John came by this evening. I asked him to restore her to the house. He said that was not posible they wd see it as weaknes. Then he said, I see it as weaknes, Sandy, you are sick but you have yr self to blame. I beleve he wd like me to die. I will not give him that satisfaction. To tired to rite more.
Saturday 27th November. Papa died this day. John shut away by him self. The day is hot & sunny but the mood of the place is gloomy. So it is this & each November. Worked on the painting. It is all but done. I have left my self out after all since I feel I am hardly here in the flesh any more. Instead I have put in Joseph, The Faithfull Servant.
Saturday 25th December. Glen Isla. Christmas. I have not ritten heer neer a month. Mary is with Newman he can keep her. She is aling John tells me too soft for the field work. She will go to the 3rd gang to repare. I do not care.

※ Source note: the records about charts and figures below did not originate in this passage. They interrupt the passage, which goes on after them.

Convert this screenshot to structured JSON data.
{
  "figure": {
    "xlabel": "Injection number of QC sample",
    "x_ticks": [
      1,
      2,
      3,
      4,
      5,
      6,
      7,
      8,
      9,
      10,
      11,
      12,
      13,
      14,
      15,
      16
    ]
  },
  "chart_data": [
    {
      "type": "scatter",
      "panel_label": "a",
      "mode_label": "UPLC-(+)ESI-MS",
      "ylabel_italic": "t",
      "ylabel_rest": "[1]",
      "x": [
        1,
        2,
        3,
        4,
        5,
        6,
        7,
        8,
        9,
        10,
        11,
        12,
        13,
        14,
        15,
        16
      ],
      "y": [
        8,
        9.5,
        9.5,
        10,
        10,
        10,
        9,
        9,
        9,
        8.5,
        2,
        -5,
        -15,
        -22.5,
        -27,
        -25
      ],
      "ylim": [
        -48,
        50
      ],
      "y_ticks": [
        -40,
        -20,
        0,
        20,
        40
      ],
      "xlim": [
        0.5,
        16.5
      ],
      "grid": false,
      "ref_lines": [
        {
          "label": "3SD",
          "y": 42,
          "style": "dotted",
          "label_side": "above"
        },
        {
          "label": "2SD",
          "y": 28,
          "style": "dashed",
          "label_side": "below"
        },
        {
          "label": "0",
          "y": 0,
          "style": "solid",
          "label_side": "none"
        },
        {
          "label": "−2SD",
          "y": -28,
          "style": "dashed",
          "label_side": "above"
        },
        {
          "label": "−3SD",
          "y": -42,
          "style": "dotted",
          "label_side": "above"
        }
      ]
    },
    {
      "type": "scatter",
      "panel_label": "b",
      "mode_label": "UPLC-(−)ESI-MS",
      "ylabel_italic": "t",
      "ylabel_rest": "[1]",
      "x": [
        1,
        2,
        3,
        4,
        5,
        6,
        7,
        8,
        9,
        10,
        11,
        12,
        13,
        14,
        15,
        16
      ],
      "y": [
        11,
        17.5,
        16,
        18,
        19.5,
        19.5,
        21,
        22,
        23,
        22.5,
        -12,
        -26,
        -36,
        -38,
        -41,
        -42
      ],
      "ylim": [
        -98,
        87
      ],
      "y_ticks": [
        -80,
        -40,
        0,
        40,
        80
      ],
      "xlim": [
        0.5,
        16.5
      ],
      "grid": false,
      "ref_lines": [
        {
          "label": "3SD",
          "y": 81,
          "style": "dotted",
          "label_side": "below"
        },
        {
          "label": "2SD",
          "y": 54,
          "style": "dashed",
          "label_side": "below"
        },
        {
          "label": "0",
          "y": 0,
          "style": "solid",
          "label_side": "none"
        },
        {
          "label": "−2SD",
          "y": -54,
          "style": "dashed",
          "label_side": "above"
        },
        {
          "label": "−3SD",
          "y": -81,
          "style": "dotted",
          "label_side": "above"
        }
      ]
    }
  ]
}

I determin to make a fresh start. I am better. We are all asembled for prayers and then a great dinner. James Peter John & I. Joseph serves the wine. Before the meal I presented the painting to them. Only John knew I had been working on it, and even he I had not let see it. They all aplauded and admired it, nor do I think they were humoring me. Peter says you have captured us very well, and James says espeshally since we never sat for you. John says to Joseph do you see your self, you will look out from that picter for a hunderd yrs and never age a day. None of us will, said Peter. Then James said, but why did you not paint yr self with us. I said, because the painting is for Mama and she will have no need to see me in it. Peter says why not. I said because I will give it to her in person. I am going home.
I thought this might cause a row but far from it, they beemed even more. John says, let us drink to that. Then, looking at me, here is to Scotland we will be there next Christmas. We drank and wished each other happy Christmas. I said they make little of Christmas at home. John said the calvenists may do what they want with their black beeked soles, we will mark it there as here. He smiled at me. I thoght of snow. Strangely I felt warm thinking of it. I long for it. I will make my self better so I can see snow again.